SP
Menyoal Fenomena Masa Orientasi Siswa
Oleh: Naila Ahmad Farah Adiba
(Santriwati Peduli Generasi Muda)
TanahRibathMedia.Com—Memprihatinkan. Fenomena masa orientasi siswa tak ada yang berubah. Sejak dahulu kala hingga kini zaman sudah modern, masih saja banyak perilaku yang sangat aneh. Seperti perlakuan kakak kelas yang memerintahkan kepada adik kelasnya untuk menggunakan topi kerucut, kalung permen atau kerupuk, dan lain sebagainya. Bahkan terkadang mereka seolah punya kuasa untuk menghukum para siswa baru tersebut.
Sebenarnya apa sih maksud atau tujuan dari adanya hal-hal seperti itu? Bukankah tujuan acara MOS itu adalah sebagai ajang perkenalan atau adaptasi seorang siswa terhadap lingkungan sekolahnya? Akan tetapi pada kenyataannya jauh api dari panggang.

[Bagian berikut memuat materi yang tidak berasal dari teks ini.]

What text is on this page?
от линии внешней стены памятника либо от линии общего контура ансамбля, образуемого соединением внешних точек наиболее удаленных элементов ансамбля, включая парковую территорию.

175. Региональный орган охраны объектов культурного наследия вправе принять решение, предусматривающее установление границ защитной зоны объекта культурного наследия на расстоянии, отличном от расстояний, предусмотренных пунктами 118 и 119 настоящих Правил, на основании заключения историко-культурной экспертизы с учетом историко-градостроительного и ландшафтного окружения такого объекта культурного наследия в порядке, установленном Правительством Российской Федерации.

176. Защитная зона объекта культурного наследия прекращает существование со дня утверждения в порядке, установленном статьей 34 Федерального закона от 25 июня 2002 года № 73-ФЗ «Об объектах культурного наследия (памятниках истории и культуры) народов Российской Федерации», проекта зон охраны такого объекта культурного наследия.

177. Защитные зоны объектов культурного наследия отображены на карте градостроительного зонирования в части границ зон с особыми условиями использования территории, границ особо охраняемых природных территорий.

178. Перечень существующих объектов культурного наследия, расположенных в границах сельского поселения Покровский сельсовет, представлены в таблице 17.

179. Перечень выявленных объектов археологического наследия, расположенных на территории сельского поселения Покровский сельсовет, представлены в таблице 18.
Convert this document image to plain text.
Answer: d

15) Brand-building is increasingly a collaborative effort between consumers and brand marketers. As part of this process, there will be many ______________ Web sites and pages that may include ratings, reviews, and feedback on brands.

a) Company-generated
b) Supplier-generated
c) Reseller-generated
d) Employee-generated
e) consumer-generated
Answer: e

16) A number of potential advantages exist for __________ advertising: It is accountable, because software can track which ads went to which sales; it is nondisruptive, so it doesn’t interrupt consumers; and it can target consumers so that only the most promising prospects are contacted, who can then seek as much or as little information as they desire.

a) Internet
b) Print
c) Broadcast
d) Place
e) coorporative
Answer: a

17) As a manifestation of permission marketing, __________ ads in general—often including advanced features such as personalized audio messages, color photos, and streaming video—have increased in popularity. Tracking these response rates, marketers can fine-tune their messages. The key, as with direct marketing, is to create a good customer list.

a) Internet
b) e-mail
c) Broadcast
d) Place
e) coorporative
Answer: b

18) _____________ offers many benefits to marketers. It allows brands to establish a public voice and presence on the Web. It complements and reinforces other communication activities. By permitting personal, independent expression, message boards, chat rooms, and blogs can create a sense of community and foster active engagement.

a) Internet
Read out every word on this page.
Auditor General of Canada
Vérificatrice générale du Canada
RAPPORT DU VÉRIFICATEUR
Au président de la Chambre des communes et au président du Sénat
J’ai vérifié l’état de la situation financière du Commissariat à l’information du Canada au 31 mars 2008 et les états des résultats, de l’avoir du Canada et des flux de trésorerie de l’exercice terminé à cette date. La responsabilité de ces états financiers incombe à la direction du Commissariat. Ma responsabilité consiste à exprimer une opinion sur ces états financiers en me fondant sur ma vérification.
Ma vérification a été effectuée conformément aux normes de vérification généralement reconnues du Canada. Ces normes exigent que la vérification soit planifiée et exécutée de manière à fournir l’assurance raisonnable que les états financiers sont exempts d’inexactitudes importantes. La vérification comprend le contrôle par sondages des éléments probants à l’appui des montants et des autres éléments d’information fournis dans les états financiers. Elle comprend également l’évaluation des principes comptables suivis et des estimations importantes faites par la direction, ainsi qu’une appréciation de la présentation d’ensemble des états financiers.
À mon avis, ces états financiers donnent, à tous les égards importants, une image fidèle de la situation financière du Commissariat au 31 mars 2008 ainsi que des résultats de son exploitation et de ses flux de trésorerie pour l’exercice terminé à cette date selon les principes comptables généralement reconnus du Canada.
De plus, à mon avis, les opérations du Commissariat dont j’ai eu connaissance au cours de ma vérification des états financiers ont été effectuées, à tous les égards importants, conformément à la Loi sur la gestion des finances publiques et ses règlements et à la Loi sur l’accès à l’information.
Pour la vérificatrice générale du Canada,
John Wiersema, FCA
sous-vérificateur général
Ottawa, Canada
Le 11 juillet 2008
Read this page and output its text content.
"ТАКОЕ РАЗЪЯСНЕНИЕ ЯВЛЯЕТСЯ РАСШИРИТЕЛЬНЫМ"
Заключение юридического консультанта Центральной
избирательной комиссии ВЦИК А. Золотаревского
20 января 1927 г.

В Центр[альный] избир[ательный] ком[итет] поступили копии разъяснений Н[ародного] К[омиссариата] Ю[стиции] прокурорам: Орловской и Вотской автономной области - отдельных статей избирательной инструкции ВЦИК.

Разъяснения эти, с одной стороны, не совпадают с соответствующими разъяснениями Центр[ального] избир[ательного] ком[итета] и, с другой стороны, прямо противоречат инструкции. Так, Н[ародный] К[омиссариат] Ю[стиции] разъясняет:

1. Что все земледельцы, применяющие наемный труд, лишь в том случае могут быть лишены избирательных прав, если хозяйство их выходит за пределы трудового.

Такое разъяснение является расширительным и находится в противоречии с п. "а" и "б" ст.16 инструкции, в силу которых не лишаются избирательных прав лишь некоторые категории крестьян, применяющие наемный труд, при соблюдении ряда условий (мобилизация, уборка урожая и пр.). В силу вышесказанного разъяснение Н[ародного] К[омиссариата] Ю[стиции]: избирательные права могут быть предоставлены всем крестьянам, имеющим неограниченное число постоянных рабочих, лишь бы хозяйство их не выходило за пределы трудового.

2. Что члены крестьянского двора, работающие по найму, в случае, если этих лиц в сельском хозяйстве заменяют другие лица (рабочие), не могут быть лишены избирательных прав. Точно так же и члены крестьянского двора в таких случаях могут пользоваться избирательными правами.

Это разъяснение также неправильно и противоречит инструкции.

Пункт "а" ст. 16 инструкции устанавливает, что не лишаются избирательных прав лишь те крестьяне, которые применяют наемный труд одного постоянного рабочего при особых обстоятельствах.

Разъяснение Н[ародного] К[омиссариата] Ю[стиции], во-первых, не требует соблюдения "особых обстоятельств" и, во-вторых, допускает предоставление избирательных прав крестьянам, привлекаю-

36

Kita belajar atau menuntut ilmu saat ini bukan dituntut untuk menjadi ilmuwan seperti zaman dahulu, melainkan hanya sebagai orang yang bermental karyawan atau pekerja. Itulah goal dari kita belajar tersebut. Wajar saja apabila yang terjadi adalah generasi yang tak memiliki prinsip yang kuat.
Padahal di dalam Islam, tujuan dalam menuntut ilmu itu sangat jelas sekali yakni untuk mencari rida Allah Swt.. Dan ilmu yang telah kita pelajari bisa bermanfaat untuk kemaslahatan umat. Nah, bagaimana mau lurus tujuannya kalau dari awalnya saja sudah aneh begitu.
Kalau kita telisik kembali, sebenarnya tak ada manfaatnya dari perlakuan tersebut, seharusnya acara MOS itu bisa diganti dengan acara yang lebih bermanfaat. Seperti mengadakan kajian, talk show tentang kepribadian remaja muslim atau hal bermanfaat lainnya. Kan jadi lebih berpahala dan bermanfaat bukan?
Perlakuan yang telah turun-temurun dilakukan oleh kakak kelas terhadap adik kelasnya seyogianya tidak lagi terjadi karena hal tersebut lebih banyak dampak buruknya daripada kebaikannya, sepertinya tidak ada nilai edukasi sama sekali. Tidak adakah sebuah terobosan baru yang jitu untuk para peserta didik baru? Jangan sampai kita menjadi generasi dungu karena terus-menerus membebek tradisi yang tidak jelas tujuannya.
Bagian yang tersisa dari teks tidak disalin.